I kind of recoiled a bit when coming across that fact.  But that’s just my natural concern at the distance involved; I’ve personally worked on projects with people from Bangalore, so I know that there are a ton of technically skilled and competent people in the city who’d be capable of doing the work.  And from the reviews and articles I read, it seems like the great majority of people are really happy with the results they’re getting back.

So I’m taking a little bit of a chance by having my memories shipped off to the other side of the globe.  But what I’m going to get back ought to make the risk worth it.

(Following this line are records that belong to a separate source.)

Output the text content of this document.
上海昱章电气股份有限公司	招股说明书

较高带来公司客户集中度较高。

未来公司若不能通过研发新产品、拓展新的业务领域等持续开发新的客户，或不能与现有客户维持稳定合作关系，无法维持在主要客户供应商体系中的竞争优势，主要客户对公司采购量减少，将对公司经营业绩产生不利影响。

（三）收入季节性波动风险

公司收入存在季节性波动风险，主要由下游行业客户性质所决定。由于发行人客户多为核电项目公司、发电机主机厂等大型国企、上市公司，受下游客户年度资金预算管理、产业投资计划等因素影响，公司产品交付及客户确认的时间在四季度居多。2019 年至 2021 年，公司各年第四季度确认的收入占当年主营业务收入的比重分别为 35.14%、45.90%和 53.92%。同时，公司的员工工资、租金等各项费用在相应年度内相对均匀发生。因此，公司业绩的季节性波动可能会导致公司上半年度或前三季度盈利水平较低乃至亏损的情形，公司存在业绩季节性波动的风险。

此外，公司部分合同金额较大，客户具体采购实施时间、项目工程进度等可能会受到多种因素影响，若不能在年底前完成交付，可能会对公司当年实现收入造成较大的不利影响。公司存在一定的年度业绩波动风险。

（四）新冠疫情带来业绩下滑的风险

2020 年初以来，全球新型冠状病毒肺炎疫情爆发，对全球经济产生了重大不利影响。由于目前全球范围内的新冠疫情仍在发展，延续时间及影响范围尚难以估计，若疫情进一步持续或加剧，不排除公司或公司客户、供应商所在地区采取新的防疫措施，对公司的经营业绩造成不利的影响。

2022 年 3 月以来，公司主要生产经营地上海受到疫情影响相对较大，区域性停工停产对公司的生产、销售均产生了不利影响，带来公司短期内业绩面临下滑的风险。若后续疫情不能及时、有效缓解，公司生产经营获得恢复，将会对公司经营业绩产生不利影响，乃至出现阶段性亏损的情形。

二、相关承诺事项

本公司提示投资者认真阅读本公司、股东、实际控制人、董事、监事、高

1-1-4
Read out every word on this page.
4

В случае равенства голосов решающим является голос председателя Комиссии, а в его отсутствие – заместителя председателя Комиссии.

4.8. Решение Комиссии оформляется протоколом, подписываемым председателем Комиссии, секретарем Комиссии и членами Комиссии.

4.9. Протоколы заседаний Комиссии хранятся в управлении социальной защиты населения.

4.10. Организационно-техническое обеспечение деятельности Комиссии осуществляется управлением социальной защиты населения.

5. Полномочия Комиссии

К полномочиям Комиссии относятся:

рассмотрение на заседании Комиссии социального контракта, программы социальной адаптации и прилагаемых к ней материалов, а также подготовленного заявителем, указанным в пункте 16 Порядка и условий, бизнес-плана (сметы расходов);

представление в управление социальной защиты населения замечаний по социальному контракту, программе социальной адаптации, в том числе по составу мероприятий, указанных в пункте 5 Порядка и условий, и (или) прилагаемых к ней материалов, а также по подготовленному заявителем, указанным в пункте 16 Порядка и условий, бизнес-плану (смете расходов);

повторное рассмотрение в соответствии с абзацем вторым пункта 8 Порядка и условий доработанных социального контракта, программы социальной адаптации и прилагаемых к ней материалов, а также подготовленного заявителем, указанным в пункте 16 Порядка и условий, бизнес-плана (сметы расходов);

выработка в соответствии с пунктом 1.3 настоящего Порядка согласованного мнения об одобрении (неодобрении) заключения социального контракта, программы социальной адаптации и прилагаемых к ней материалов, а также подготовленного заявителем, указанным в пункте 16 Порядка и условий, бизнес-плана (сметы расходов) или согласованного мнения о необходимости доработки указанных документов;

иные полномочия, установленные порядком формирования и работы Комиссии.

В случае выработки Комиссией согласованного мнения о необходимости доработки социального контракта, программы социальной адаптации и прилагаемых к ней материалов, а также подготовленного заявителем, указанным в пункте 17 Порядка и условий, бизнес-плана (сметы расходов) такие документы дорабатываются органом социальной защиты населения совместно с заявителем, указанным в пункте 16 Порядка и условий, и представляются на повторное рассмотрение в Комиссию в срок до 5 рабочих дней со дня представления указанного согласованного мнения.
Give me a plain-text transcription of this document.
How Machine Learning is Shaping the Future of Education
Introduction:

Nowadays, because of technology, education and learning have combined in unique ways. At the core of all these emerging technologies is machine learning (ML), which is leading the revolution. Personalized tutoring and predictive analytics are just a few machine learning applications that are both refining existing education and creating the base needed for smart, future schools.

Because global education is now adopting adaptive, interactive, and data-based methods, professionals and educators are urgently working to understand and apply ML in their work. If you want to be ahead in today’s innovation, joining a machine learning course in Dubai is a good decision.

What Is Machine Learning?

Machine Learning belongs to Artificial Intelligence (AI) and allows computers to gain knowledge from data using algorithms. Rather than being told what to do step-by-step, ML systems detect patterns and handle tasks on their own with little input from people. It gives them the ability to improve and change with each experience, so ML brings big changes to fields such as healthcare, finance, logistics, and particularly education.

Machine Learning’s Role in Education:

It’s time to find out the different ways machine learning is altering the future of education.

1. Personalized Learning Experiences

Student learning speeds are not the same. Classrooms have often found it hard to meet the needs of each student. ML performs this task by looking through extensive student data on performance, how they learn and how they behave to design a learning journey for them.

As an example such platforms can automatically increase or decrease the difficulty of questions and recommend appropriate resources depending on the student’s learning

Several things I like about ScanCafe, so far: 1) Their website is very clear and easy to use. 2) Their ordering process and general business model make it easy to just throw my photos into a box and send it without having to worry too much about the details.

This is really important.  I have a ton of negatives and prints, and I’m not sure which are going to end up scanned better in the end.  But fortunately, I can just throw them all in a box, and then later, I can review the results, keeping only the scans I want.  (Subject to a 50% minimum, of course, but that’s totally reasonable.)  Part of me feels a little guilty for sending them an order that I know is going to be a little on the heavy side, but they really encourage you to just throw your stuff in a box and send it on, so that’s exactly what I’m going to do.

But in the end, I expect to spend only about $200 on the whole process — something that would have taken me a week or more to do myself.  I’m thrilled that this kind of thing is possible, and I’m excited to find out how it actually works out for my stuff.

I’m sending the box out tomorrow morning.  I’ll be following up with updates as they come in.